Auditing for Process Effectiveness
Process effectiveness is the ability to achieve the process goals and objectives planned for each process. Recall from the process model page that goals and/or objectives are just one of the commonalities of all processes. Every process needs these goals, otherwise your company cannot determine if its processes are doing what they are intended to do.
The requirement of determining process effectiveness is documented in several locations within the ISO 9001 standard. Clause 8.2.2 states that audits are to ascertain that the QMS is effectively implemented; clause 8.2.3 states that companies will monitor, measure and determine if the process attains its goals or objectives; clause 4.1 says to determine the methods your company needs to know that the operation of the processes are effective, tells us to measure and analyze the processes and to take action when the goals are not met. So, it’s pretty clear that the standard demands that we verify if our processes are effective.

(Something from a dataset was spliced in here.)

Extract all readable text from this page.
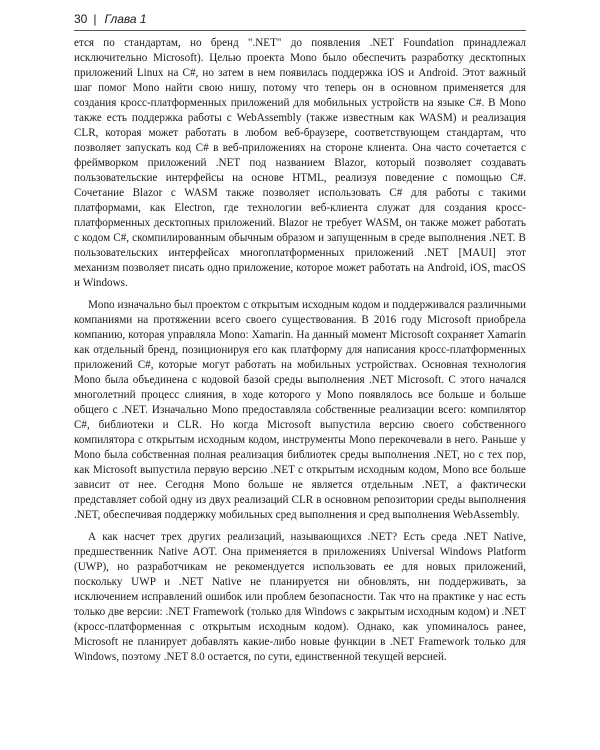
30 | Глава 1

ется по стандартам, но бренд ".NET" до появления .NET Foundation принадлежал исключительно Microsoft). Целью проекта Mono было обеспечить разработку десктопных приложений Linux на C#, но затем в нем появилась поддержка iOS и Android. Этот важный шаг помог Mono найти свою нишу, потому что теперь он в основном применяется для создания кросс-платформенных приложений для мобильных устройств на языке C#. В Mono также есть поддержка работы с WebAssembly (также известным как WASM) и реализация CLR, которая может работать в любом веб-браузере, соответствующем стандартам, что позволяет запускать код C# в веб-приложениях на стороне клиента. Она часто сочетается с фреймворком приложений .NET под названием Blazor, который позволяет создавать пользовательские интерфейсы на основе HTML, реализуя поведение с помощью C#. Сочетание Blazor с WASM также позволяет использовать C# для работы с такими платформами, как Electron, где технологии веб-клиента служат для создания кросс-платформенных десктопных приложений. Blazor не требует WASM, он также может работать с кодом C#, скомпилированным обычным образом и запущенным в среде выполнения .NET. В пользовательских интерфейсах многоплатформенных приложений .NET [MAUI] этот механизм позволяет писать одно приложение, которое может работать на Android, iOS, macOS и Windows.

Mono изначально был проектом с открытым исходным кодом и поддерживался различными компаниями на протяжении всего своего существования. В 2016 году Microsoft приобрела компанию, которая управляла Mono: Xamarin. На данный момент Microsoft сохраняет Xamarin как отдельный бренд, позиционируя его как платформу для написания кросс-платформенных приложений C#, которые могут работать на мобильных устройствах. Основная технология Mono была объединена с кодовой базой среды выполнения .NET Microsoft. С этого начался многолетний процесс слияния, в ходе которого у Mono появлялось все больше и больше общего с .NET. Изначально Mono предоставляла собственные реализации всего: компилятор C#, библиотеки и CLR. Но когда Microsoft выпустила версию своего собственного компилятора с открытым исходным кодом, инструменты Mono перекочевали в него. Раньше у Mono была собственная полная реализация библиотек среды выполнения .NET, но с тех пор, как Microsoft выпустила первую версию .NET с открытым исходным кодом, Mono все больше зависит от нее. Сегодня Mono больше не является отдельным .NET, а фактически представляет собой одну из двух реализаций CLR в основном репозитории среды выполнения .NET, обеспечивая поддержку мобильных сред выполнения и сред выполнения WebAssembly.

А как насчет трех других реализаций, называющихся .NET? Есть среда .NET Native, предшественник Native AOT. Она применяется в приложениях Universal Windows Platform (UWP), но разработчикам не рекомендуется использовать ее для новых приложений, поскольку UWP и .NET Native не планируется ни обновлять, ни поддерживать, за исключением исправлений ошибок или проблем безопасности. Так что на практике у нас есть только две версии: .NET Framework (только для Windows с закрытым исходным кодом) и .NET (кросс-платформенная с открытым исходным кодом). Однако, как упоминалось ранее, Microsoft не планирует добавлять какие-либо новые функции в .NET Framework только для Windows, поэтому .NET 8.0 остается, по сути, единственной текущей версией.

Process data should be made available to the internal auditor during the audit planning phase. The auditor may need to request this information from the process owner if it is not readily available to them. Once you have the data, study the information to determine if the process regularly meets its defined objectives. The snippet of process data to the right shows two recent incidents of the process exceeding objectives. The auditor should ask the process owner what went wrong and what did you do to correct the issue.
To the trained eye, the data is revealing an ineffective process. Not only is the goal not being met consistently, the two circled incidents show the data wasn’t near the target. Additionally, the last data point is not at or below the target goal, 3 of the last 5 data collections prove that this is not an effective process. This is a process in need of problem solving.
In review, obtain the data. If data is not available, suggest that data be collected per the ISO 9001 standard as an observation or an improvement opportunity. You’ve just created a value-added audit if you do so.